L’aveuglement de la cupidité
Ma libre opinion du 9 mai 2005 s’intitulait : « La provocation des grands patrons ». Je parlais du départ de Daniel Bernard de Carrefour et je disais déjà : « Au niveau du complément de retraite cela représente plus de 2 000 ans de Smic brut. Comment peut-on raisonnablement accepter de tels dérapages ? Si la motivation d’un grand patron est l’argent, à ce niveau là c’est qu’il est indigne de la fonction. Le 5 juin 2006, ma libre opinion s’intitulait : « Une société juste ». J’y parlais du scandale des primes de départ d’Antoine Zacharias et, notamment de celle de 500 ans de Smic qu’il avait osé réclamer pour le rachat juteux des autoroutes du Sud de la France, bradées par le gouvernement. Le 4 février 2008, je traitais de la spéculation financière et je dénonçais « tous ceux qui ont cherché à s’enrichir en spéculant plutôt qu’en travaillant ». Barack Obama a eu le courage de dire : « Ce qui scandalise les gens, c’est qu’on récompense des dirigeants de leur échec, surtout quand c’est le contribuable qui subventionne la récompense. ». Il était donc urgent de remettre de l’ordre dans la maison humaine et de faire cesser ces injustices qui peuvent aboutir à une révolution violente. Le sommet du G20 semble s’y être décidé et c’est une bonne nouvelle. Le comportement indécent de quelques patrons cause un préjudice à tous les autres patrons de petites ou moyennes entreprises qui assument tous les risques pour des revenus corrects, mais à des années-lumière de ceux des banquiers et des patrons des grands groupes. La consanguinité des conseils d’administration des grandes banques et des grands groupes est une des causes de ces dérives.
Philippe Askenazy, dans « Le monde de l’économie » explique la dérive du salaire maximum. « Pour attirer un meilleur manager, il suffit donc de verser un salaire supérieur à celui offert par les autres entreprises. La référence n’est donc plus la performance absolue du dirigeant, mais la rémunération à laquelle il peut prétendre ailleurs…Pour que la rémunération des grands patrons baisse significativement, il faudrait que l’ensemble des groupes qu’ils dirigent se coordonnent pour la diminuer simultanément ». Cela semble utopique, tellement l’argent rend fou. Seule, une conscience individuelle et collective pourrait limiter les dérapages que nous avons connus.

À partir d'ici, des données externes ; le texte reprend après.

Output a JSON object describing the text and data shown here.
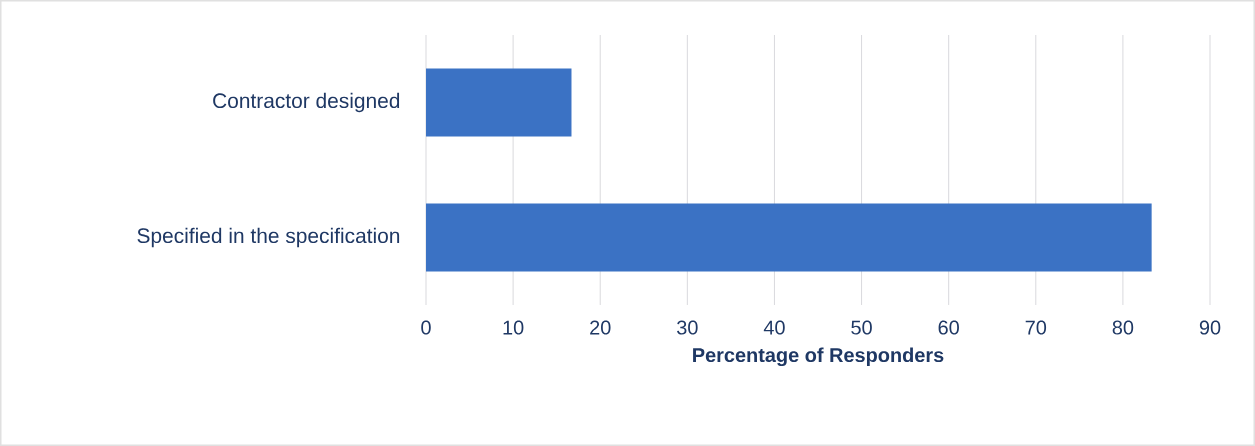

Dominique Quinio dans « La Croix » écrit à ce sujet : « Si, devant la crise économique qui frappe nos pays, chacun ne fait pas preuve de rigueur, de responsabilité, il est illusoire de penser que la cohésion sociale en sortira grandie ou que se comblera le fossé entre des Français d’en haut (de très haut) et tous les autres ».
Des comportements scandaleux comme ceux de certains grands dirigeants sont le terreau d’une révolution. Ces quelques dirigeants cupides sont aveugles et ne mesurent pas la jalousie sociale exacerbée qu’ils suscitent. Les sanctionner n’est que justice et mesure de salubrité sociale. Envisager la fixation d’une rémunération maximum n’a rien de choquant.